В этом же послании он высказал пожелание увидеть и свой бюст: «Ежели и мой так хорошо выработан будет, еще довольнее буду…»
Но художники — люди нрава непокладистого. Благодеяния Шубин не оценил и «буст» самого Петра Борисовича Шереметева сделал «неугодным». Не пожелал погрешить против правды. В скульптуре не оказалось истинного величия, только деспотичность стареющего вельможи, почему и заявил граф, что стал сей мастер «дерзким»…
Петру Борисовичу долго мнилось, что явный интерес сына к простой актерке — род лихоманки. Перетерпеть — и пройдет. Он забыл, искренне забыл, что сам когда-то был молод, о собственных пережитых ненадлежащих страстях и совершенных грехах.
Но случались дни, когда воспоминания возвращались и терзали его душу. Судьба сестрицы богоданной Натальи, ставшей женой окаянного Долгорукого, оставалась для графа вечным укором. В пятнадцать лет она полюбила князя — в те годы Долгорукий, ближайший друг императора Петра II, был в большом фаворе. Семья не противилась девичьей блажи. А как в одночасье рухнул род Долгоруких и попали они под тяжелую руку императрицы Анны Иоанновны, отказалась своевольная дева бросить жениха, повенчалась и пошла за ним в ссылку далекую. Но и там судьба ее преследовала, мужа обвинили в заговоре и казнили после страшных пыток, а она с двумя детьми побрела к брату через всю Россию. Одного ребенка схоронила, с другим возникла, как нищенка. Но глаза оставались непреклонными, гордыми, сухими. И слезинки не пролила, не покаялась, что мудрых людей не послушалась, только оставила племянника дядюшке и уехала в Киев. Над Днепром постояла, бросила в воду кольцо свое обручальное и ушла старицей Нектарией в монастырь, мужа навечно оплакивать, написав перед тем брату, что жалеет его, ибо он так и не узнал истинного счастья.
У сына, молодого графа Николая Петровича, были ее, Натальи, глаза. Часто вспыхивали они искрами бешенства, одержимости, а значит, как и сестра, сын был бессилен перед властью сердца…
Впрочем, после того как побывала Параша Жемчугова в опочивальне молодого графа, он резко изменился, и это радовало Петра Борисовича: сын начал исцеляться от глупой блажи. Граф Николай перестал музицировать и рассматривать в библиотеке альбомы, поостыл к операм и, главное, не искал встреч с Парашей; зато увлекся достойными мужскими делами: охотой, картами и холостыми пирушками. Граф Петр Борисович не любил лишних расходов, но карточные долги молодого графа платил щедро, без долгих нравоучений.
Традиционно Шереметевы абонировали «годовую ложу» в Петровском театре, чтобы «актеры могли видеть примеры игры, достойные подражания». Чаще всего бывали в ней «первые сюжеты»; Параша ездила в любой день, когда не пела в спектаклях. Десять верст от Москвы пролетали, как сон, смутный, ускользающий, — от волнения, предвкушения спектакля ничего окрест она не разглядывала. И даже годы спустя могла вспомнить интонации «божественной Сандуновой».

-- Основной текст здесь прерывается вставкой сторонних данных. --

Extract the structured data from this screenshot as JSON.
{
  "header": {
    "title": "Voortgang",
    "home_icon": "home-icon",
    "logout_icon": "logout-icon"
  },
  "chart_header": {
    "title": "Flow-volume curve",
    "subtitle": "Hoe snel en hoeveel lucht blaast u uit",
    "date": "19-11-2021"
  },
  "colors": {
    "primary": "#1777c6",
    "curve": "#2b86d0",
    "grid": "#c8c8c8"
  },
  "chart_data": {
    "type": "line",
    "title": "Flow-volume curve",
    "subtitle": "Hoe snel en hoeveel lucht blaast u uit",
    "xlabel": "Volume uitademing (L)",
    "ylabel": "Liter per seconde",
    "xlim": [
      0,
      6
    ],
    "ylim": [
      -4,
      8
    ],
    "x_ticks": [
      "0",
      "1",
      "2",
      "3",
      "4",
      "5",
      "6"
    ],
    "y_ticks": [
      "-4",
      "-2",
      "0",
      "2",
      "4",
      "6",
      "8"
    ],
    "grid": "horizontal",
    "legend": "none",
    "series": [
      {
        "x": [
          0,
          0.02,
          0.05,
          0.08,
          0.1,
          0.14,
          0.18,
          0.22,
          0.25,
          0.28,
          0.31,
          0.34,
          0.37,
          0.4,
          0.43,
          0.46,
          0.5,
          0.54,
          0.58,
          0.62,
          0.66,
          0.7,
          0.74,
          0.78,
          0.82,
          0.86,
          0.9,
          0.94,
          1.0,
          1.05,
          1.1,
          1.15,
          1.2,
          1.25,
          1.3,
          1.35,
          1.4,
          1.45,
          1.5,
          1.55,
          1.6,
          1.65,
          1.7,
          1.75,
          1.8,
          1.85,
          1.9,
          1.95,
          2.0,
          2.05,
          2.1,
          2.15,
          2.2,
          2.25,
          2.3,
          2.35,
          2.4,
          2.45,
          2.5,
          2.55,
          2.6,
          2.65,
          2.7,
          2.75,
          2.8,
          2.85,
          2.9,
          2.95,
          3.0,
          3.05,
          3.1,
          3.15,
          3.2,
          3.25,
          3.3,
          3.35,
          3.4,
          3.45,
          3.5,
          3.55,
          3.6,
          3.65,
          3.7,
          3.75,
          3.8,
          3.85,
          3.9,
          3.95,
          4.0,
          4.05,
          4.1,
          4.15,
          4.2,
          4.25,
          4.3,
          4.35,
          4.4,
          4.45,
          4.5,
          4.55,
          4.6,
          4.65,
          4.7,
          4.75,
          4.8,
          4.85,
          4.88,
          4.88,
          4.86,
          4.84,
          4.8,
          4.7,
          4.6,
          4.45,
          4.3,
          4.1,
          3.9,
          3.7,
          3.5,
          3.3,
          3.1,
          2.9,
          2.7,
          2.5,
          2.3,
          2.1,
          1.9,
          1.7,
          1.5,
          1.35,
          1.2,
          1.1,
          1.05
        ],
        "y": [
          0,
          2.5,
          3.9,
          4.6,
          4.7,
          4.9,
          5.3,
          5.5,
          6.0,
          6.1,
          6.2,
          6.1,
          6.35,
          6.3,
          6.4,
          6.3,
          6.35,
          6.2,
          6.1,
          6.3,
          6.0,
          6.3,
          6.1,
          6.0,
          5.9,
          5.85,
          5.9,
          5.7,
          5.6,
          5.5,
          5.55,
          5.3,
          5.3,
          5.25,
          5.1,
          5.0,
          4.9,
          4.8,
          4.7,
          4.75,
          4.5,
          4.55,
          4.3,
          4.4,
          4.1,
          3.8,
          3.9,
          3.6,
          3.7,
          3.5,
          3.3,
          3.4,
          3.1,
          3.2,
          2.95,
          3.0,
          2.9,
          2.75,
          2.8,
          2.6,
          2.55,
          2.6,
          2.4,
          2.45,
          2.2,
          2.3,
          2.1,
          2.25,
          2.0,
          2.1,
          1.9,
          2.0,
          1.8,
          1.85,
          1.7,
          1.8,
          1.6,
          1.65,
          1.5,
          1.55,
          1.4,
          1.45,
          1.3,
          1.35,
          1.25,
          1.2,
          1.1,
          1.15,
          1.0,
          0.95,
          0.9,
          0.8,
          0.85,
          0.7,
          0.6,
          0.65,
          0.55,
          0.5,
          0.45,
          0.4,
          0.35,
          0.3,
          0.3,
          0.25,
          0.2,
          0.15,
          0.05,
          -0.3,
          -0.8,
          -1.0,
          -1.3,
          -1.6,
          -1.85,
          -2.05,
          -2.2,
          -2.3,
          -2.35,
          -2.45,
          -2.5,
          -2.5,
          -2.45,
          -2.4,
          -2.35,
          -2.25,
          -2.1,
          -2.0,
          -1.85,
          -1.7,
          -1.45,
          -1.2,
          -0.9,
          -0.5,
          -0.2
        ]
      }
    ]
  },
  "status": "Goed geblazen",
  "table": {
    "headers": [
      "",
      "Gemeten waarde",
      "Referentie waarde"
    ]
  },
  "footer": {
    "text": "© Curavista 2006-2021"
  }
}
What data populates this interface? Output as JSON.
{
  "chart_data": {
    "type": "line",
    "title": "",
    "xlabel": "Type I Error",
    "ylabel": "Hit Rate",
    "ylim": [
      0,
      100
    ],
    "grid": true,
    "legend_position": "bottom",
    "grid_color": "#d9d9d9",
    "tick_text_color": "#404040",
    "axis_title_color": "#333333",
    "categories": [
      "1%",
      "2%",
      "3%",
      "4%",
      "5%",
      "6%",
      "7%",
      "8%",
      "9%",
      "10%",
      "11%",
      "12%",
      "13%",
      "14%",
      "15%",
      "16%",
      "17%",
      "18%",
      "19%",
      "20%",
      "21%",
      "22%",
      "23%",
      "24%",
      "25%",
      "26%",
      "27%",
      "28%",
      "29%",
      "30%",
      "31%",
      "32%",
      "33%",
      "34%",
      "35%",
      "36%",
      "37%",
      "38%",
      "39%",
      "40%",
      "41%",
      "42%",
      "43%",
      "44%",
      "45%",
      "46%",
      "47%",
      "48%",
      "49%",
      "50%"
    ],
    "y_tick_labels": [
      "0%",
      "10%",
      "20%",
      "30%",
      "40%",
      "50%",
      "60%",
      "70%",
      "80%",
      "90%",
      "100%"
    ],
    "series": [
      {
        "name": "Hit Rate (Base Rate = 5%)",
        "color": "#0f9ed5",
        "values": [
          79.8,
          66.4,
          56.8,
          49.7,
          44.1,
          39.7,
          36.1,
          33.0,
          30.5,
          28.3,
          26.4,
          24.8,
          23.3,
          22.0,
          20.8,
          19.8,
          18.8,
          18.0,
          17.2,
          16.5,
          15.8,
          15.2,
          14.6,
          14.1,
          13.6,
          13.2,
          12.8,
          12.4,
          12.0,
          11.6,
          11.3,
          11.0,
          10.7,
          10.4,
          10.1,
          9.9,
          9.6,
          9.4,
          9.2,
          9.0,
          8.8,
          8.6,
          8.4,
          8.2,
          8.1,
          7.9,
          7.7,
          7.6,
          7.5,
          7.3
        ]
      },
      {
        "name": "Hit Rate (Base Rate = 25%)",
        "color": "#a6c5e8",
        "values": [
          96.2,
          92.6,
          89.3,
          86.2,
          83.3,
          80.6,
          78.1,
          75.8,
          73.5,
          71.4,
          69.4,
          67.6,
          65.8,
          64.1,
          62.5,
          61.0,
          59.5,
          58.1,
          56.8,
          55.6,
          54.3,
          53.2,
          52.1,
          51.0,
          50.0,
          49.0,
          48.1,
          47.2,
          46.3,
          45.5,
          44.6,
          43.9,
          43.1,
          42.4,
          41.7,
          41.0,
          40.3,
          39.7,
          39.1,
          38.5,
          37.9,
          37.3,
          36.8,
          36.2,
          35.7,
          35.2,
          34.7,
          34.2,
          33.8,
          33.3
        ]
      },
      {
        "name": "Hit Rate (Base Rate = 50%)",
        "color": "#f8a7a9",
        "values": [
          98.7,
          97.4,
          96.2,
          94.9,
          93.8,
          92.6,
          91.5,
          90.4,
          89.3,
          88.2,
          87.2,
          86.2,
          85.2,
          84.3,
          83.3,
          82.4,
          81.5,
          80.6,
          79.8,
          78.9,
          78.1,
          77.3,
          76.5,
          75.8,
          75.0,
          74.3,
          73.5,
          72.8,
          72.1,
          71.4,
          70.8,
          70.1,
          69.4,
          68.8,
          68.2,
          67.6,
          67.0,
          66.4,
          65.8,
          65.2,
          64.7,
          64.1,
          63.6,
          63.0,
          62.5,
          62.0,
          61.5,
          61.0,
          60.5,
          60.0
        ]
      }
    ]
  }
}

Не все актеры в операх, балетах, трагедиях ей нравились. Некоторые больше следили за своими позами, чем за истовостью чувств. Когда же слышала она невероятной силы и красоты голос Сандуновой, низкий, мощный, чарующий, как звуки виолончели, на глазах проступали слезы. А Надежда Колиграф, Анна Померанцева, Мария Синявская!
Нет, она не завидовала их свободе, воле. Все дано от Бога, ее судьба неисправима, но иногда невольно она в мыслях примеряла на себя жизнь актрис, независимых и задиристых, не тяготившихся бедностью. Они были люди, а она, знаменитая Жемчугова, родилась вещью, игрушкой, но с живой душой, которая день за днем билась, как певчая птица в клетке, раня крылья о железные прутья.
Только сцена отвлекала ее от неотвязных, горьких и безнадежных дум. Болтливые, суетливые, разодетые люди гомонили в антрактах театра Медокса, и ей отчаянно хотелось проявить себя на сцене перед ними — обычными, простыми, жизнерадостными театралами. Но знала Параша, что никогда графы Шереметевы не дозволят такого и будет она выступать только перед вельможной публикой, по их высочайшему выбору и отбору…
В 1787 году Кусково посетила императрица со светлейшим князем Таврическим. Четырнадцатилетняя Таня Шлыкова, получившая недавно от графа фамилию Гранатова, жизнерадостная, розовая, золотоволосая, бесхитростно исполняла свою партию в балете, счастливая, что у нее все легко получается, что движения грациозны, а па воздушны. Даже удостоилась дорогого платка от светлейшего князя за искрометный танец в «Самнитских браках» и червонцев от матушки-царицы.